Oil and Gas prices. OK there is going to be a lot of talk about high gas prices and how much the oil companies are gouging the consumers and what effect this will have on Bush's re-election chances in the next couple of months. Some people are confused as to why when oil prices are still high then why are gas prices falling at the moment. That's not too hard to explain when you look at the inventory of petrolium sitting around and oil companies trying to build a reserve of cash, by using a higher than usual profit margin, in case there is some sort of middle east, or Russian, or Venezuelan catastrophy.

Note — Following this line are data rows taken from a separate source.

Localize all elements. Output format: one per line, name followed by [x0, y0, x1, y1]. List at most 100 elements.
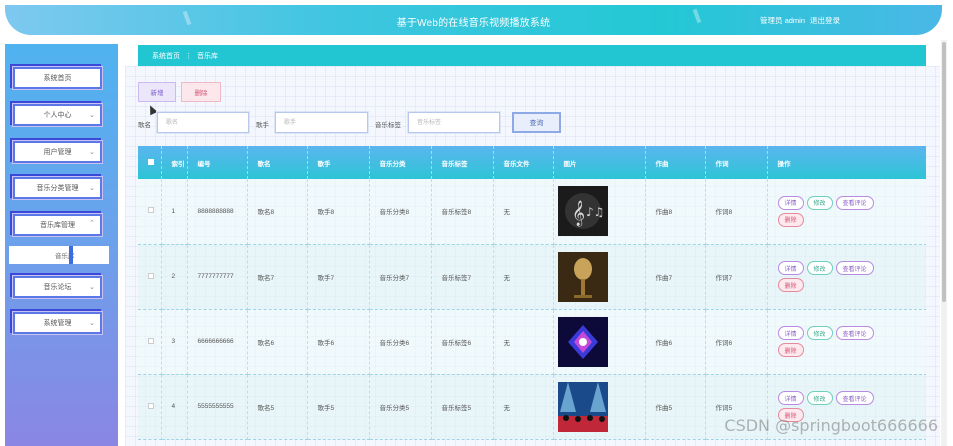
sidebar-item-label: 系统管理 — [43, 320, 72, 327]
svg-text:𝄞: 𝄞 — [572, 200, 585, 226]
sidebar-item-label: 用户管理 — [43, 149, 72, 156]
edit-button[interactable]: 修改 — [806, 261, 833, 275]
chevron-down-icon: ⌄ — [89, 284, 95, 291]
cell-file: 无 — [493, 374, 554, 440]
column-header: 作词 — [705, 146, 768, 179]
cell-lyricist: 作词7 — [705, 244, 768, 310]
view-comments-button[interactable]: 查看评论 — [835, 326, 874, 340]
active-indicator — [69, 246, 73, 264]
search-tag-input[interactable] — [408, 112, 500, 133]
view-comments-button[interactable]: 查看评论 — [835, 195, 874, 210]
row-delete-button[interactable]: 删除 — [777, 212, 804, 227]
view-comments-button[interactable]: 查看评论 — [835, 391, 874, 405]
cell-code: 5555555555 — [187, 374, 248, 440]
column-header: 歌名 — [247, 146, 308, 179]
cell-category: 音乐分类6 — [369, 309, 432, 375]
chevron-up-icon: ⌃ — [89, 220, 95, 227]
cell-category: 音乐分类8 — [369, 179, 432, 245]
cell-lyricist: 作词6 — [705, 309, 768, 375]
top-header: 基于Web的在线音乐视频播放系统 管理员 admin 退出登录 — [5, 5, 942, 35]
cell-image — [553, 374, 646, 440]
cell-tag: 音乐标签6 — [431, 309, 494, 375]
cell-file: 无 — [493, 244, 554, 310]
cell-category: 音乐分类7 — [369, 244, 432, 310]
row-checkbox[interactable] — [138, 244, 162, 310]
row-checkbox[interactable] — [138, 374, 162, 440]
sidebar-item-home[interactable]: 系统首页 — [12, 66, 103, 90]
table-row[interactable]: 3 6666666666 歌名6 歌手6 音乐分类6 音乐标签6 无作曲6 作词6 详情 修改 查看… — [138, 309, 926, 375]
cell-index: 4 — [161, 374, 188, 440]
page-scrollbar[interactable] — [941, 40, 947, 446]
detail-button[interactable]: 详情 — [777, 391, 804, 405]
detail-button[interactable]: 详情 — [777, 326, 804, 340]
cell-singer: 歌手7 — [307, 244, 370, 310]
sidebar-item-music-category[interactable]: 音乐分类管理 ⌄ — [12, 176, 103, 200]
chevron-down-icon: ⌄ — [89, 112, 95, 119]
sidebar-item-profile[interactable]: 个人中心 ⌄ — [12, 103, 103, 127]
delete-button[interactable]: 删除 — [181, 82, 221, 102]
cell-file: 无 — [493, 309, 554, 375]
cell-image — [553, 309, 646, 375]
cell-singer: 歌手8 — [307, 179, 370, 245]
select-all-checkbox[interactable] — [138, 146, 162, 179]
search-name-label: 歌名 — [138, 122, 151, 129]
view-comments-button[interactable]: 查看评论 — [835, 261, 874, 275]
edit-button[interactable]: 修改 — [806, 195, 833, 210]
chevron-down-icon: ⌄ — [89, 149, 95, 156]
column-header: 音乐文件 — [493, 146, 554, 179]
watermark: CSDN @springboot666666 — [724, 416, 938, 435]
breadcrumb-separator: ⋮ — [185, 52, 192, 60]
cell-composer: 作曲5 — [645, 374, 706, 440]
cell-tag: 音乐标签5 — [431, 374, 494, 440]
cell-name: 歌名5 — [247, 374, 308, 440]
music-table: 索引 编号 歌名 歌手 音乐分类 音乐标签 音乐文件 图片 作曲 作词 操作 1… — [138, 146, 926, 446]
sidebar-item-system[interactable]: 系统管理 ⌄ — [12, 311, 103, 335]
edit-button[interactable]: 修改 — [806, 391, 833, 405]
cell-code: 7777777777 — [187, 244, 248, 310]
cell-index: 3 — [161, 309, 188, 375]
cell-tag: 音乐标签8 — [431, 179, 494, 245]
music-notes-image: 𝄞 ♪♫ — [557, 186, 645, 237]
row-checkbox[interactable] — [138, 309, 162, 375]
add-button[interactable]: 新增 — [138, 82, 176, 102]
current-user: 管理员 admin — [759, 16, 805, 25]
row-delete-button[interactable]: 删除 — [777, 278, 804, 292]
sidebar-item-users[interactable]: 用户管理 ⌄ — [12, 140, 103, 164]
breadcrumb-home[interactable]: 系统首页 — [152, 51, 180, 61]
svg-text:♪♫: ♪♫ — [586, 205, 604, 219]
row-checkbox[interactable] — [138, 179, 162, 245]
column-header: 作曲 — [645, 146, 706, 179]
cell-file: 无 — [493, 179, 554, 245]
cell-lyricist: 作词8 — [705, 179, 768, 245]
sidebar-subitem-music-library[interactable]: 音乐库 — [9, 246, 109, 264]
cell-name: 歌名7 — [247, 244, 308, 310]
column-header: 歌手 — [307, 146, 370, 179]
query-button[interactable]: 查询 — [512, 112, 561, 133]
breadcrumb: 系统首页 ⋮ 音乐库 — [138, 45, 926, 66]
cell-actions: 详情 修改 查看评论删除 — [767, 179, 926, 245]
row-delete-button[interactable]: 删除 — [777, 343, 804, 357]
search-name-input[interactable] — [157, 112, 249, 133]
logout-link[interactable]: 退出登录 — [810, 15, 840, 26]
detail-button[interactable]: 详情 — [777, 195, 804, 210]
detail-button[interactable]: 详情 — [777, 261, 804, 275]
cell-composer: 作曲7 — [645, 244, 706, 310]
sidebar-item-label: 音乐论坛 — [43, 284, 72, 291]
sidebar-item-label: 音乐分类管理 — [36, 185, 79, 192]
column-header: 编号 — [187, 146, 248, 179]
sidebar-item-music-forum[interactable]: 音乐论坛 ⌄ — [12, 275, 103, 299]
sidebar-item-label: 音乐库管理 — [40, 222, 75, 229]
table-row[interactable]: 2 7777777777 歌名7 歌手7 音乐分类7 音乐标签7 无作曲7 作词7 详情 修改 查看… — [138, 244, 926, 310]
cell-index: 2 — [161, 244, 188, 310]
cell-name: 歌名8 — [247, 179, 308, 245]
cell-code: 6666666666 — [187, 309, 248, 375]
sidebar-item-music-library[interactable]: 音乐库管理 ⌃ — [12, 213, 103, 237]
search-singer-input[interactable] — [275, 112, 368, 133]
table-row[interactable]: 1 8888888888 歌名8 歌手8 音乐分类8 音乐标签8 无 𝄞 ♪♫ 作曲8 作词8 详情修… — [138, 179, 926, 245]
column-header: 音乐分类 — [369, 146, 432, 179]
column-header: 图片 — [553, 146, 646, 179]
sidebar-item-label: 系统首页 — [43, 75, 72, 82]
cell-category: 音乐分类5 — [369, 374, 432, 440]
edit-button[interactable]: 修改 — [806, 326, 833, 340]
cell-singer: 歌手5 — [307, 374, 370, 440]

Willamette week's (Portland local paper) headline story this week is about how all the evil oil companies are trying to stamp out competition and make deals with each other to get the greatest profit margin. The reason that oil prices are dropping is that consumers will alter their behavior eventually due to the higher prices and hurt the oil companies in the long run, so market to control themselves to a certain extent. WW's acusation is that gas prices could be even lower if certain dubious, but legal, methods of the oil companies were discouraged.

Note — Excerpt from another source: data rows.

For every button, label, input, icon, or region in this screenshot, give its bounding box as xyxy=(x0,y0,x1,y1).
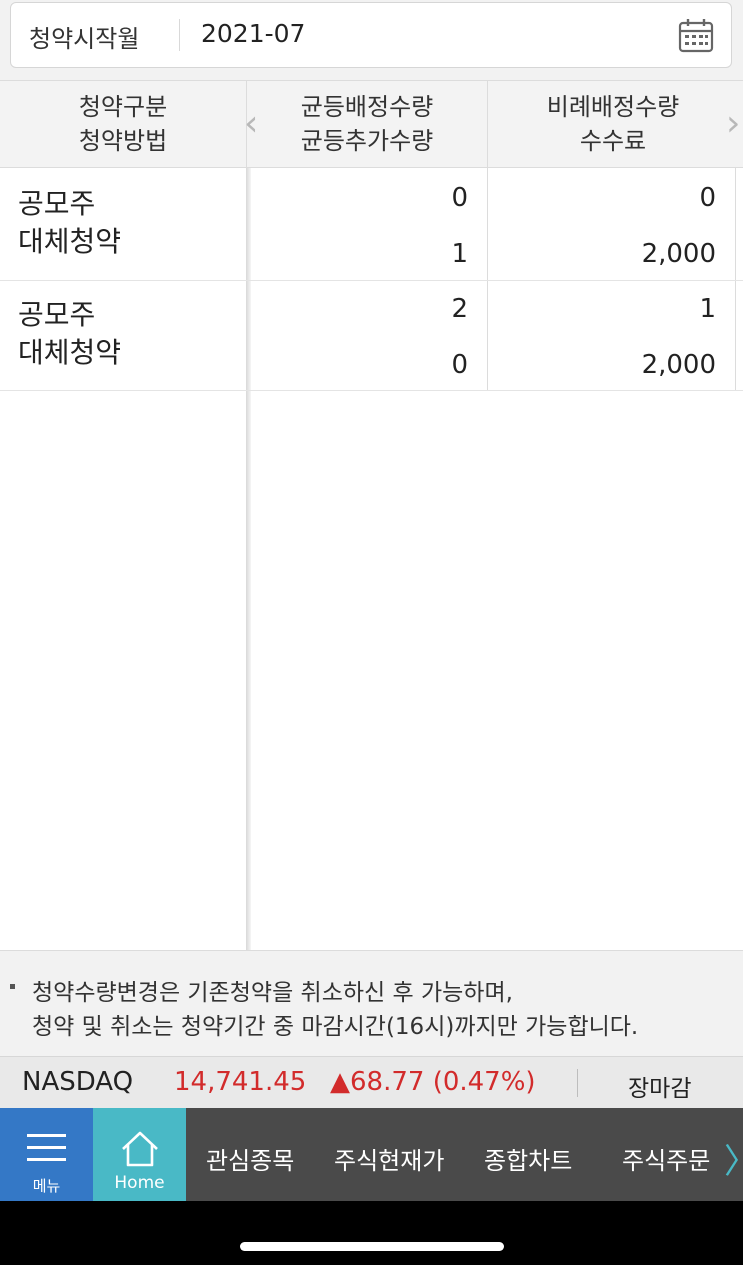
row-type: 공모주 xyxy=(18,298,96,331)
header-label: 청약구분 xyxy=(78,93,168,121)
nav-chart[interactable]: 종합차트 xyxy=(484,1141,572,1176)
divider xyxy=(179,19,180,51)
header-type-method: 청약구분 청약방법 xyxy=(0,81,246,167)
fee-value: 2,000 xyxy=(641,350,716,380)
frozen-column xyxy=(0,168,246,950)
market-status: 장마감 xyxy=(628,1076,692,1102)
equal-extra-value: 0 xyxy=(451,350,468,380)
header-label: 수수료 xyxy=(579,127,647,155)
menu-label: 메뉴 xyxy=(32,1177,61,1195)
month-selector[interactable]: 청약시작월 2021-07 xyxy=(10,2,732,68)
header-label: 균등배정수량 xyxy=(300,93,434,121)
row-divider xyxy=(0,280,743,281)
home-icon xyxy=(122,1131,158,1167)
table-header: 청약구분 청약방법 ‹ 균등배정수량 균등추가수량 비례배정수량 수수료 › xyxy=(0,80,743,168)
divider xyxy=(577,1069,578,1097)
header-prop-alloc: 비례배정수량 수수료 xyxy=(488,81,738,167)
equal-alloc-value: 0 xyxy=(451,183,468,213)
prop-alloc-value: 1 xyxy=(699,294,716,324)
hamburger-icon xyxy=(27,1134,66,1161)
month-value: 2021-07 xyxy=(201,19,306,48)
nav-current-price[interactable]: 주식현재가 xyxy=(334,1141,444,1176)
row-type: 공모주 xyxy=(18,187,96,220)
column-divider xyxy=(487,168,488,390)
index-change: ▲68.77 (0.47%) xyxy=(330,1067,536,1097)
month-label: 청약시작월 xyxy=(29,25,140,53)
filter-bar: 청약시작월 2021-07 xyxy=(0,0,743,80)
notice-line: 청약수량변경은 기존청약을 취소하신 후 가능하며, xyxy=(32,980,513,1006)
calendar-icon[interactable] xyxy=(677,17,715,55)
notice-line: 청약 및 취소는 청약기간 중 마감시간(16시)까지만 가능합니다. xyxy=(32,1014,639,1040)
column-divider xyxy=(735,168,736,390)
chevron-right-icon[interactable]: 〉 xyxy=(724,1134,743,1183)
frozen-column-shadow xyxy=(246,168,251,950)
header-equal-alloc: 균등배정수량 균등추가수량 xyxy=(248,81,486,167)
home-label: Home xyxy=(114,1173,165,1193)
header-label: 비례배정수량 xyxy=(546,93,680,121)
equal-extra-value: 1 xyxy=(451,239,468,269)
bullet-icon xyxy=(10,984,15,989)
notice-box: 청약수량변경은 기존청약을 취소하신 후 가능하며, 청약 및 취소는 청약기간… xyxy=(0,950,743,1056)
row-name: 공모주 대체청약 xyxy=(18,185,121,261)
chevron-right-icon[interactable]: › xyxy=(726,103,740,144)
menu-button[interactable]: 메뉴 xyxy=(0,1108,93,1201)
fee-value: 2,000 xyxy=(641,239,716,269)
system-bar xyxy=(0,1201,743,1265)
index-ticker[interactable]: NASDAQ 14,741.45 ▲68.77 (0.47%) 장마감 xyxy=(0,1056,743,1108)
prop-alloc-value: 0 xyxy=(699,183,716,213)
row-method: 대체청약 xyxy=(18,336,122,369)
row-divider xyxy=(0,390,743,391)
index-name: NASDAQ xyxy=(22,1067,134,1097)
row-method: 대체청약 xyxy=(18,225,122,258)
row-name: 공모주 대체청약 xyxy=(18,296,121,372)
equal-alloc-value: 2 xyxy=(451,294,468,324)
home-indicator[interactable] xyxy=(240,1242,504,1251)
header-label: 균등추가수량 xyxy=(300,127,434,155)
nav-order[interactable]: 주식주문 xyxy=(622,1141,710,1176)
index-price: 14,741.45 xyxy=(174,1067,307,1097)
home-button[interactable]: Home xyxy=(93,1108,186,1201)
nav-watchlist[interactable]: 관심종목 xyxy=(206,1141,294,1176)
header-label: 청약방법 xyxy=(78,127,168,155)
bottom-nav: 메뉴 Home 관심종목 주식현재가 종합차트 주식주문 〉 xyxy=(0,1108,743,1201)
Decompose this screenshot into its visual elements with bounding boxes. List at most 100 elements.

The problem with all that is that gas prices, as they relate to the spending power of consumers in 2004 dollars, are as cheep as they've every been. People just drive more and the gas bill takes up more of their paycheck. As late as 1999 the price of gas was 1.27 per gallon as opposed to 1919 when (in 2004 dollars) the price was 2.75 a gallon and in 1959 when it was 1.96 per gallon.
So who's taking the hit here? WW seems to insist that it's the local gas station operator, muscled by the major oil companies. You decide.
Really when I see a relatively liberal (but generally thoughtfull) paper complain about gas prices I would think they would be cheering for higher prices, as there is a threshold where consumers will begin to demand cars and other technology, which in some cases is already there, that consumes less oil. The technology is there for cars, but Americans tend to turn a blind eye to that in favor of more power and bigger vehicles.
Greg Easterbrook, of the New Republic, has been on this for a while now. His biggest grip, besides SUVs, is politicians and movie stars who spend lots of time talking about how bad SUVs are for the environment only to get into their private jets and scurry about the country sucking more petrolium than 1000 Hummers. I can't find the links at the moment though. I'll update this if I do.